Peut-on être enceinte et avoir ses règles ?

La nature a fait que la femme, qui a atteint l'âge de la puberté jusqu'à la ménopause, a ses règles chaque mois. L'exception à cette règle serait la grossesse, puisque normalement, lorsque l'organisme commence à sécréter l'hormone Gonadotrophine Chorionique Humaine, le cycle menstruel s'interrompt. Cependant, certaines femmes présentent des cas exceptionnels où elles ont toujours leurs règles tout en étant enceintes. En voici les raisons qui peuvent justifier cette situation :

Les règles en début de grossesse

Avoir des saignements en début de grossesse est chose courante chez certaines d'entre vous. Ils s'apparentent à de petites taches brunâtres, mais peuvent être aussi abondants que les règles normales. Du moment où aucune douleur violente ne se fait sentir, il n'y a pas de raison de s'inquiéter. Les médecins avancent que ses saignements sont associés à la grossesse et qu'il s'agirait plutôt d'un symptôme lié au problème de placenta. Soit l'œuf s'est implanté à l'intérieur de la paroi utérine, soit ce sont les hormones contrôlant le cycle menstruel qui provoquent l'hémorragie.

Le mieux est de se rendre chez le gynécologue pour s'assurer que tout est OK. Le seul souci repose sur la détermination de la date probable d'accouchement, car les médecins ont l'habitude de se référer au premier jour de vos dernières règles. Un simple examen échographique permettra alors de déterminer la date de l'accouchement, et ce, en se basant sur les dimensions du fœtus.

Attention ! Lorsque les saignements persistent et qu'ils s'accompagnent de crampes et de douleurs dans le bas-ventre, alors que le test de grossesse s'avère positif, rendez-vous immédiatement chez le médecin, car ces signes peuvent annoncer une fausse couche ou encore une grossesse extra-utérine lorsque la femme se plaint en plus d'avoir mal sur le côté.

Le déni de grossesse

Phénomène inhabituel, mais bien probable, le déni de grossesse est le comportement d'une femme physiquement enceinte, mais qui, mentalement, ne l'est pas. Il se distingue en deux situations. La première étant le déni partiel qui prend fin avant l'accouchement, et la seconde perdure jusqu'au terme de la grossesse, c'est le déni total.

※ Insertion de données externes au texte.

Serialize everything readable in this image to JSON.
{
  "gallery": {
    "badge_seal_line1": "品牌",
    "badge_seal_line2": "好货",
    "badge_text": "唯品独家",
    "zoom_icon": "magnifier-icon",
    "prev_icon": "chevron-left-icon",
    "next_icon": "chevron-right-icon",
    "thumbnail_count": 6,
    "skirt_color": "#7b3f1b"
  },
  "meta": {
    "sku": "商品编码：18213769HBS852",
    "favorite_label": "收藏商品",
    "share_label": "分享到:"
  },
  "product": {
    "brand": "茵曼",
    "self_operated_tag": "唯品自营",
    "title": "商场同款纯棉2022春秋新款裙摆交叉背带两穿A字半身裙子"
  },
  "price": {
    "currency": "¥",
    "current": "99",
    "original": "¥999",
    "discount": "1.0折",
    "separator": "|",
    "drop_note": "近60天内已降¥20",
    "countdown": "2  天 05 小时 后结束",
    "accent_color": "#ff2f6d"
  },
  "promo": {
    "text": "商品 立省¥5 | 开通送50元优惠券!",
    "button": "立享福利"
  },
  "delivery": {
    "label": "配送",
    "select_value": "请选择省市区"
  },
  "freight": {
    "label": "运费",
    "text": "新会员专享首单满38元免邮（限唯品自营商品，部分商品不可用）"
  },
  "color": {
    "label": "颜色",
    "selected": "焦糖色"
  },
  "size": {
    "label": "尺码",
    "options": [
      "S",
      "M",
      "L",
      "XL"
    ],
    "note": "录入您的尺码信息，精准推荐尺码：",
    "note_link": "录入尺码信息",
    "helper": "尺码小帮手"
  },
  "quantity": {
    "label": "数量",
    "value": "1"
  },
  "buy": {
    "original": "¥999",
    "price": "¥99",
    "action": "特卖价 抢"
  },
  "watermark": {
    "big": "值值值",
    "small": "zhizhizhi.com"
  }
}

En effet, ces personnes refusent tellement de croire qu'elles sont enceintes que l'organisme suit le rythme en ne présentant aucun symptôme de grossesse : pas de nausées ni de ventre qui grossit, présence régulière de règles.

Souvent, le déni de grossesse se passe chez les femmes qui sont en surplus de poids. Voilà pourquoi elles pensent qu'elles ont gagné des kilos en plus avec les rondeurs de grossesse. Et le fœtus dans tout cela ? Les spécialistes expliquent que la mère n'arrive pas à sentir son bébé bougé dans son ventre puisque ce dernier peut se loger dans l'utérus en position debout, le long de la colonne verticale. Même s'il donne signe de vie, sa mère ne se rend pas compte.

Mais une fois que la mère aura pris conscience qu'elle est enceinte, la chose la plus étonnante c'est que tout redevient à la normale : plus de règles, le ventre est devenu visible, la mère arrive à sentir les mouvements de son enfant, etc. Un suivi médical doit donc être effectué de près.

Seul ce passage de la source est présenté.